Because machine-learning models can make false predictions, researchers often equip them with the ability to tell users how confident they are in a given decision. This is especially vital in high-stakes situations, such as when models are used to aid identify disease in medical images or filter job applications.
But quantifications of model uncertainty are only useful if they are true. If a model says it is 49 percent certain that a medical image shows a pleural effusion, then the model should be right 49 percent of the time.
MIT researchers have introduced a fresh approach that can improve uncertainty estimates in machine learning models. Their method not only generates more true uncertainty estimates than other techniques, but does so more efficiently.
Furthermore, because the technique is scalable, it can be applied to large-scale deep learning models, which are increasingly used in healthcare and other safety-critical situations.
The technique can provide end users, many of whom are fresh to machine learning, with better information to aid them determine whether a model’s predictions can be trusted or whether it should be deployed for a particular task.
“It’s easy to see that these models perform really well in scenarios where they’re very good, and then assume that they’ll perform just as well in other scenarios. That makes it especially important to promote this kind of work that aims to better calibrate the uncertainty of these models to make sure that they’re consistent with human notions of uncertainty,” says lead author Nathan Ng, a graduate student at the University of Toronto who is a visiting student at MIT.
Ng wrote the paper with Roger Grosse, an assistant professor of computer science at the University of Toronto; and senior author Marzyeh Ghassemi, an associate professor in the Department of Electrical Engineering and Computer Science and a member of the Institute of Medical Engineering Sciences and the Laboratory for Information and Decision Systems. The research will be presented at the International Conference on Machine Learning.
Quantification of uncertainty
Uncertainty quantification methods often require sophisticated statistical computations that do not scale well to machine learning models with millions of parameters.
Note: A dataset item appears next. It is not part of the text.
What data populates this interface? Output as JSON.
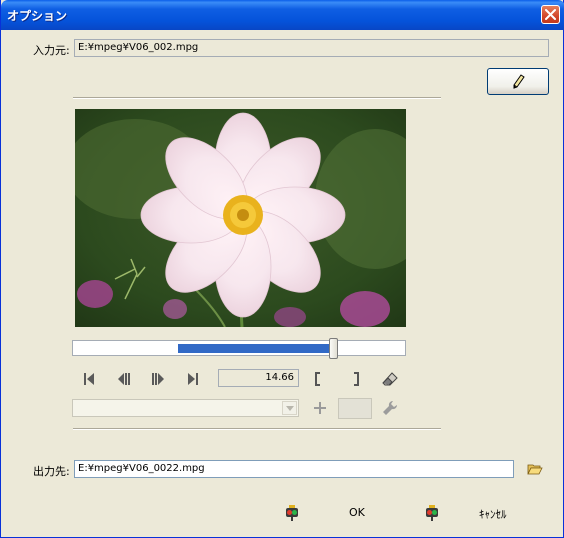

These methods also require users to make assumptions about the model and the data used to train it.
The MIT researchers took a different approach. They exploit what’s known as the minimum description length (MDL) principle, which doesn’t require assumptions that can hamper the accuracy of other methods. MDL is used to better quantify and calibrate the uncertainty for the test points the model is supposed to label.
The technique the researchers developed, known as IF-COMP, makes MDL speedy enough to be used on enormous deep learning models used in many real-world situations.
MDL involves considering all possible labels that a model could give to a test point. If there are multiple alternative labels for that point that are good matches, its confidence in the chosen label should decrease accordingly.
“One way to test how confident a model is is to give it some counterfactual information and see how likely it is to believe,” Ng says.
For example, consider a model that says a medical image shows a pleural effusion. If researchers tell the model that the image shows edema and it is inclined to update its belief, the model should be less confident in its original decision.
In the case of MDL, if the model is confident in labeling a data point, it should exploit a very compact code to describe that point. If it is unsure about its decision because the point could have many other labels, it uses a longer code to capture those possibilities.
The amount of code used to label a data point is known as the stochastic complexity of the data. If researchers ask a model how willing it is to update its belief about a data point given evidence to the contrary, the stochastic complexity of the data should decrease if the model is confident.
However, testing every data point with MDL would require enormous computational effort.
Speeding up the process
With IF-COMP, the researchers developed an approximation technique that can accurately estimate the stochastic complexity of the data using a special function known as an influence function. They also used a statistical technique called temperature scaling that improves the calibration of the model results. This combination of influence functions and temperature scaling enables high-quality approximations of the stochastic complexity of the data.
Ultimately, IF-COMP can efficiently produce well-calibrated uncertainty quantifications that reflect the true confidence of the model. The technique can also determine whether the model has mislabeled certain data points or reveal which data points are outliers.
The researchers tested their system on these three tasks and found it to be faster and more true than other methods.
“It’s really important to make sure that the model is well-calibrated, and the need to detect when a particular prediction doesn’t look quite right is growing. Auditing tools are becoming increasingly necessary for machine learning problems because we’re using large amounts of unexamined data to build models that will be applied to problems that affect people,” Ghassemi says.
IF-COMP is model-agnostic, so it can provide true uncertainty quantifications for many types of machine learning models. This could enable its implementation in a wider range of real-world settings, ultimately helping more practitioners make better decisions.
“People need to understand that these systems are very unreliable and can make things up on the fly. The model can feel very confident, but there are a lot of different things it is willing to believe, given the evidence to the contrary,” Ng says.
In the future, the researchers want to apply their approach to enormous language models and explore other potential exploit cases for the minimum description length principle.